Biological processes accelerate mineral dissolution

Research has shown that certain microbes have evolved to enhance rock dissolution, either for nutrient acquisition or as a byproduct of their metabolic processes. Advances in synthetic biology and genomics now allow for genetic engineering of microbes to improve rock dissolution technologies and industrial processes significantly.

The potential of biology in mining and ERW

Biologically-enhanced metal recovery techniques can make processing ores more cost-effective and environmentally friendly. Genetic engineering can facilitate the selective recovery of rare earth elements, eliminating the need for expensive solvents. In ERW, microbes can secrete metal-scavenging molecules to accelerate rock dissolution and enhance carbon capture and storage.

Academic-industry gaps inhibit progress

Despite promising biological solutions, there is a disconnect between academic research and industry implementation. Knowledge of microbe-mineral interactions often remains within academic circles, hindering the adoption of transformative biological technologies in industrial settings.

Integrating geobiology into ERW and mining innovation is crucial for developing viable technologies for climate change mitigation and the energy transition. Building connections through structured discourse and knowledge transfer can bridge the gap between academia and industry.

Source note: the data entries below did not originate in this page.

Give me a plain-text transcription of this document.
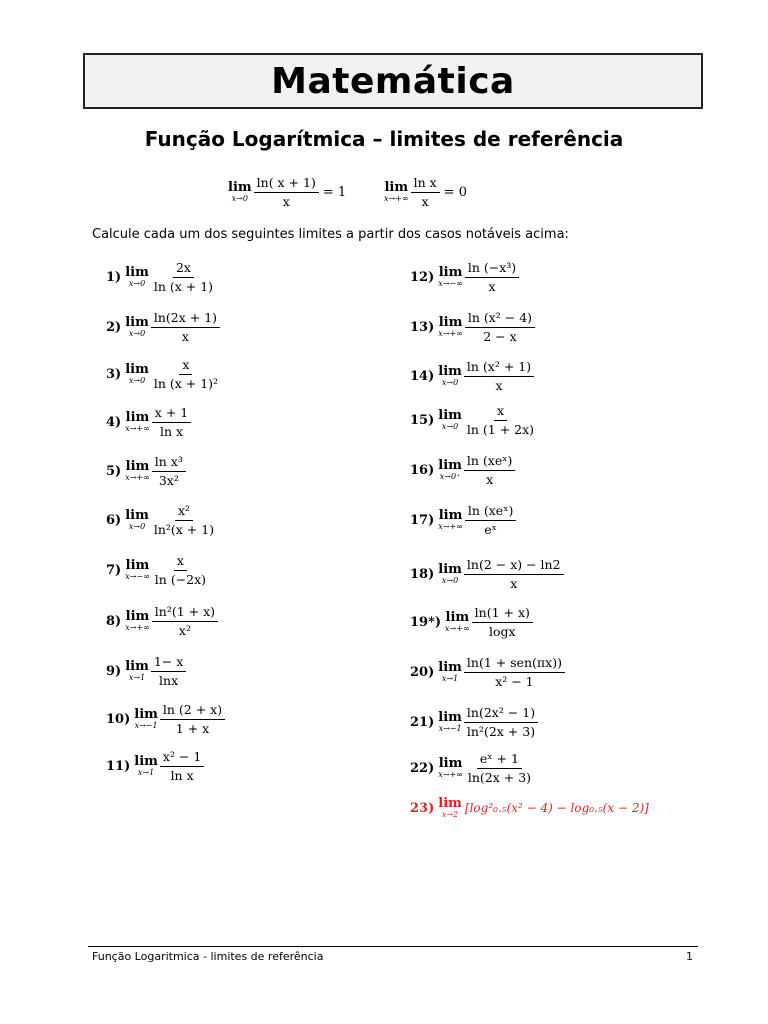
Matemática
Função Logarítmica – limites de referência
lim
$x\to 0 \frac{\ln( x + 1)}{x} = 1$	lim
$x\to+\infty \frac{\text{ln x}}{x} = 0$
Calcule cada um dos seguintes limites a partir dos casos notáveis acima:
1) lim
$x\to 0 \frac{2x}{\ln (x + 1)}$
2) lim
$x\to 0 \frac{\ln(2x + 1)}{x}$
3) lim
$x\to 0 \frac{x}{\text{ln (x + 1)²}}$
4) lim
$x\to+\infty \frac{x + 1}{\text{ln x}}$
5) lim
$x\to+\infty \frac{\text{ln x³}}{\text{3x²}}$
6) lim
$x\to 0 \frac{\text{x²}}{\text{ln²(x + 1)}}$
7) lim
$x\to-\infty \frac{x}{\ln (-2x)}$
8) lim
$x\to+\infty \frac{\text{ln²(1 + x)}}{\text{x²}}$
9) lim
$x\to 1 \frac{1- x}{\ln x}$
10) lim
$x\to-1 \frac{\ln (2 + x)}{1 + x}$
11) lim
$x\to 1 \frac{\text{x² − 1}}{\text{ln x}}$
12) lim
$x\to-\infty \frac{\text{ln (−x³)}}{x}$
13) lim
$x\to+\infty \frac{\text{ln (x² − 4)}}{2 - x}$
14) lim
$x\to 0 \frac{\text{ln (x² + 1)}}{x}$
15) lim
$x\to 0 \frac{x}{\ln (1 + 2x)}$
16) lim
$x\to 0^+ \frac{\text{ln (xeˣ)}}{x}$
17) lim
$x\to+\infty \frac{\text{ln (xeˣ)}}{\text{eˣ}}$
18) lim
$x\to 0 \frac{\ln(2 - x) - \ln 2}{x}$
19*) lim
$x\to+\infty \frac{\ln(1 + x)}{\log x}$
20) lim
$x\to 1 \frac{\text{ln(1 + sen(πx))}}{\text{x² − 1}}$
21) lim
$x\to-1 \frac{\text{ln(2x² − 1)}}{\text{ln²(2x + 3)}}$
22) lim
$x\to+\infty \frac{\text{eˣ + 1}}{\ln(2x + 3)}$
23) lim
x→2 [log²₀.₅(x² − 4) − log₀.₅(x − 2)]
Função Logaritmica - limites de referência	1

Community building and research tools to enable R&D

Efforts to facilitate collaboration between geobiologists and industry professionals are essential for advancing research and development in the field. Establishing platforms for sharing research problems, funding projects, and developing tools for technology validation can drive innovation in biomining and ERW.

Investing in R&D facilities and institutions that support technology validation in industrial contexts is key to transforming early-stage concepts into high-value assets. Incubators focused on climate technologies and sustainable mining can foster cutting-edge R&D to meet global environmental goals.